Python nested dict comprehension with if else

Question

I am trying to convert the below to a dict comprehension

my_dict = {'a': None, 'b': None, 'c': ['1', '2', '3']}
new_dict = {}
 for k, v in my_dict.items():
     if not v:
         new_dict[k] = None
     else:
         for item in v:
             new_dict[f'{k}{item}'] = None

I'm trying to translate my dict to

new_dict = {'a': None, 'b': None, 'c1': None, 'c2': None, 'c3': None}

I'm fairly comfortable with basic list and dict comprehensions but struggling with this one, currently looking something like this but clearly I am a bit off on the syntax:

{k: None if not v else f'{k}{item}': None for item in v for k, v in my_dict.items()}

Answer 1

This abomination will do:

{fk: None
 for k, v in my_dict.items()
 for fk in ([k] if v is None else (k + fv for fv in v))}

If the value is None, you just want the key.
If the value is not None, you want a list of each value concatenated with the key.
Homogenise that to always returning a list, either of one key or multiple:

[k] if v is None else [k + fv for fv in v]

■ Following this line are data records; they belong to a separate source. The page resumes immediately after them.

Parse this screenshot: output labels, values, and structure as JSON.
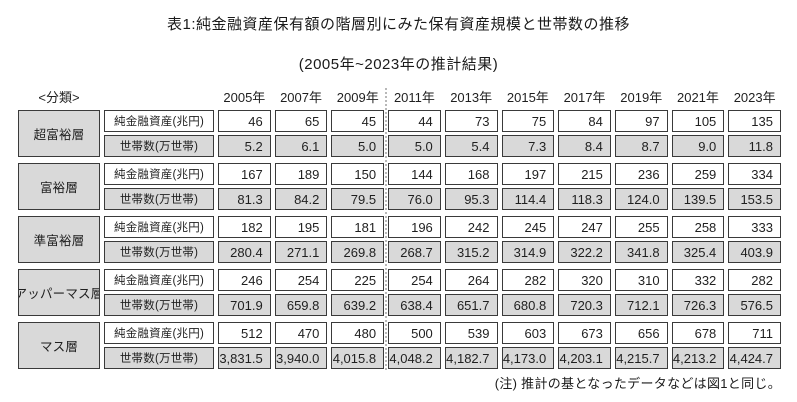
{
  "title": "表1:純金融資産保有額の階層別にみた保有資産規模と世帯数の推移",
  "subtitle": "(2005年~2023年の推計結果)",
  "classification_label": "<分類>",
  "note": "(注) 推計の基となったデータなどは図1と同じ。",
  "row_labels": {
    "assets": "純金融資産(兆円)",
    "households": "世帯数(万世帯)"
  },
  "years": [
    "2005年",
    "2007年",
    "2009年",
    "2011年",
    "2013年",
    "2015年",
    "2017年",
    "2019年",
    "2021年",
    "2023年"
  ],
  "tiers": [
    {
      "name": "超富裕層",
      "assets": [
        "46",
        "65",
        "45",
        "44",
        "73",
        "75",
        "84",
        "97",
        "105",
        "135"
      ],
      "households": [
        "5.2",
        "6.1",
        "5.0",
        "5.0",
        "5.4",
        "7.3",
        "8.4",
        "8.7",
        "9.0",
        "11.8"
      ]
    },
    {
      "name": "富裕層",
      "assets": [
        "167",
        "189",
        "150",
        "144",
        "168",
        "197",
        "215",
        "236",
        "259",
        "334"
      ],
      "households": [
        "81.3",
        "84.2",
        "79.5",
        "76.0",
        "95.3",
        "114.4",
        "118.3",
        "124.0",
        "139.5",
        "153.5"
      ]
    },
    {
      "name": "準富裕層",
      "assets": [
        "182",
        "195",
        "181",
        "196",
        "242",
        "245",
        "247",
        "255",
        "258",
        "333"
      ],
      "households": [
        "280.4",
        "271.1",
        "269.8",
        "268.7",
        "315.2",
        "314.9",
        "322.2",
        "341.8",
        "325.4",
        "403.9"
      ]
    },
    {
      "name": "アッパーマス層",
      "assets": [
        "246",
        "254",
        "225",
        "254",
        "264",
        "282",
        "320",
        "310",
        "332",
        "282"
      ],
      "households": [
        "701.9",
        "659.8",
        "639.2",
        "638.4",
        "651.7",
        "680.8",
        "720.3",
        "712.1",
        "726.3",
        "576.5"
      ]
    },
    {
      "name": "マス層",
      "assets": [
        "512",
        "470",
        "480",
        "500",
        "539",
        "603",
        "673",
        "656",
        "678",
        "711"
      ],
      "households": [
        "3,831.5",
        "3,940.0",
        "4,015.8",
        "4,048.2",
        "4,182.7",
        "4,173.0",
        "4,203.1",
        "4,215.7",
        "4,213.2",
        "4,424.7"
      ]
    }
  ],
  "colors": {
    "cell_gray": "#d9d9d9",
    "border": "#3a3a3a",
    "separator": "#b8b8b8"
  },
  "chart_data": {
    "type": "table",
    "title": "表1:純金融資産保有額の階層別にみた保有資産規模と世帯数の推移",
    "subtitle": "(2005年~2023年の推計結果)",
    "columns": [
      "2005年",
      "2007年",
      "2009年",
      "2011年",
      "2013年",
      "2015年",
      "2017年",
      "2019年",
      "2021年",
      "2023年"
    ],
    "rows": [
      {
        "tier": "超富裕層",
        "metric": "純金融資産(兆円)",
        "values": [
          46,
          65,
          45,
          44,
          73,
          75,
          84,
          97,
          105,
          135
        ]
      },
      {
        "tier": "超富裕層",
        "metric": "世帯数(万世帯)",
        "values": [
          5.2,
          6.1,
          5.0,
          5.0,
          5.4,
          7.3,
          8.4,
          8.7,
          9.0,
          11.8
        ]
      },
      {
        "tier": "富裕層",
        "metric": "純金融資産(兆円)",
        "values": [
          167,
          189,
          150,
          144,
          168,
          197,
          215,
          236,
          259,
          334
        ]
      },
      {
        "tier": "富裕層",
        "metric": "世帯数(万世帯)",
        "values": [
          81.3,
          84.2,
          79.5,
          76.0,
          95.3,
          114.4,
          118.3,
          124.0,
          139.5,
          153.5
        ]
      },
      {
        "tier": "準富裕層",
        "metric": "純金融資産(兆円)",
        "values": [
          182,
          195,
          181,
          196,
          242,
          245,
          247,
          255,
          258,
          333
        ]
      },
      {
        "tier": "準富裕層",
        "metric": "世帯数(万世帯)",
        "values": [
          280.4,
          271.1,
          269.8,
          268.7,
          315.2,
          314.9,
          322.2,
          341.8,
          325.4,
          403.9
        ]
      },
      {
        "tier": "アッパーマス層",
        "metric": "純金融資産(兆円)",
        "values": [
          246,
          254,
          225,
          254,
          264,
          282,
          320,
          310,
          332,
          282
        ]
      },
      {
        "tier": "アッパーマス層",
        "metric": "世帯数(万世帯)",
        "values": [
          701.9,
          659.8,
          639.2,
          638.4,
          651.7,
          680.8,
          720.3,
          712.1,
          726.3,
          576.5
        ]
      },
      {
        "tier": "マス層",
        "metric": "純金融資産(兆円)",
        "values": [
          512,
          470,
          480,
          500,
          539,
          603,
          673,
          656,
          678,
          711
        ]
      },
      {
        "tier": "マス層",
        "metric": "世帯数(万世帯)",
        "values": [
          3831.5,
          3940.0,
          4015.8,
          4048.2,
          4182.7,
          4173.0,
          4203.1,
          4215.7,
          4213.2,
          4424.7
        ]
      }
    ],
    "notes": "(注) 推計の基となったデータなどは図1と同じ。",
    "layout": {
      "period_break_after_column": "2009年",
      "separator_style": "dotted"
    }
  }
}
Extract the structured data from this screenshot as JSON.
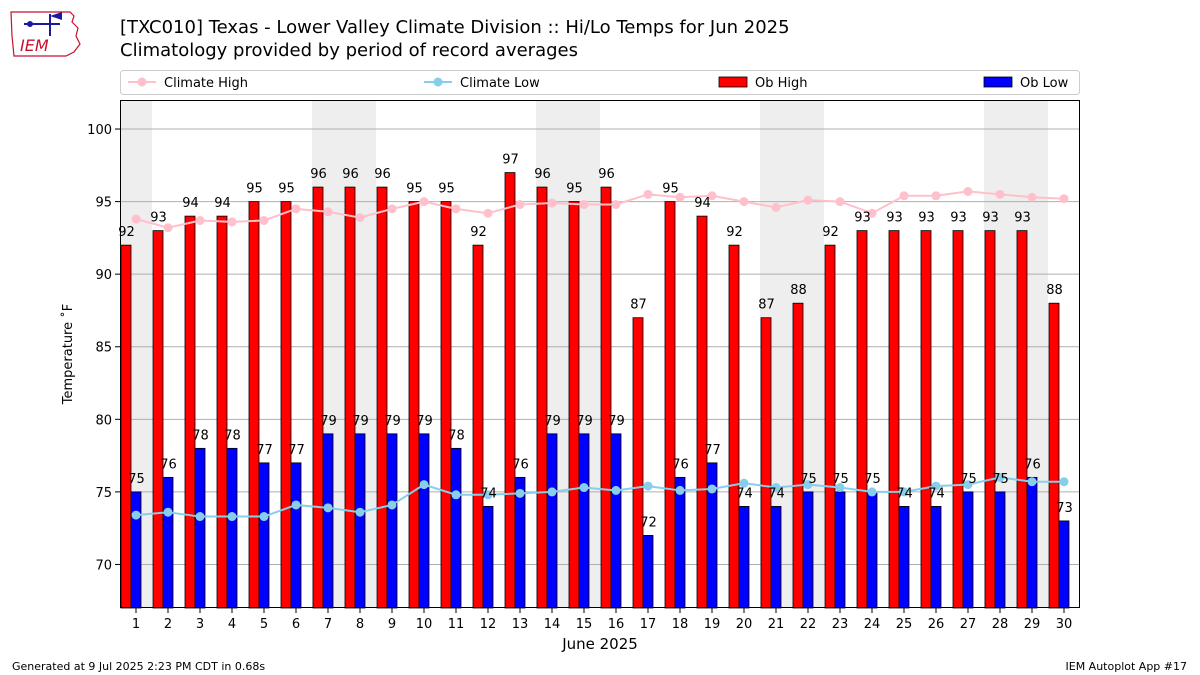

Then you're looking at a "simple" nested comprehension:

{k: None for k in [['a'], ['b'], ['c1', 'c2', 'c3']] for fk in k}

Answer 2

I was proud of my answer:

new_dict = dict(
    sum(
        [
            [(k, None)] if not value else [(f"{k}{v}", None) for v in value]
            for k, value in my_dict.items()
        ],
        [],
    )
)

... until I saw deceze's answer, which I still need to digest.

Answer 3

You can do this with the help of itertools.chain.from_iterable:

>>> {
    y: None
    for y in itertools.chain.from_iterable(
            k if not v else (f"{k}{x}" for x in v) for k, v in my_dict.items()
        )
    }
{'a': None, 'b': None, 'c1': None, 'c2': None, 'c3': None}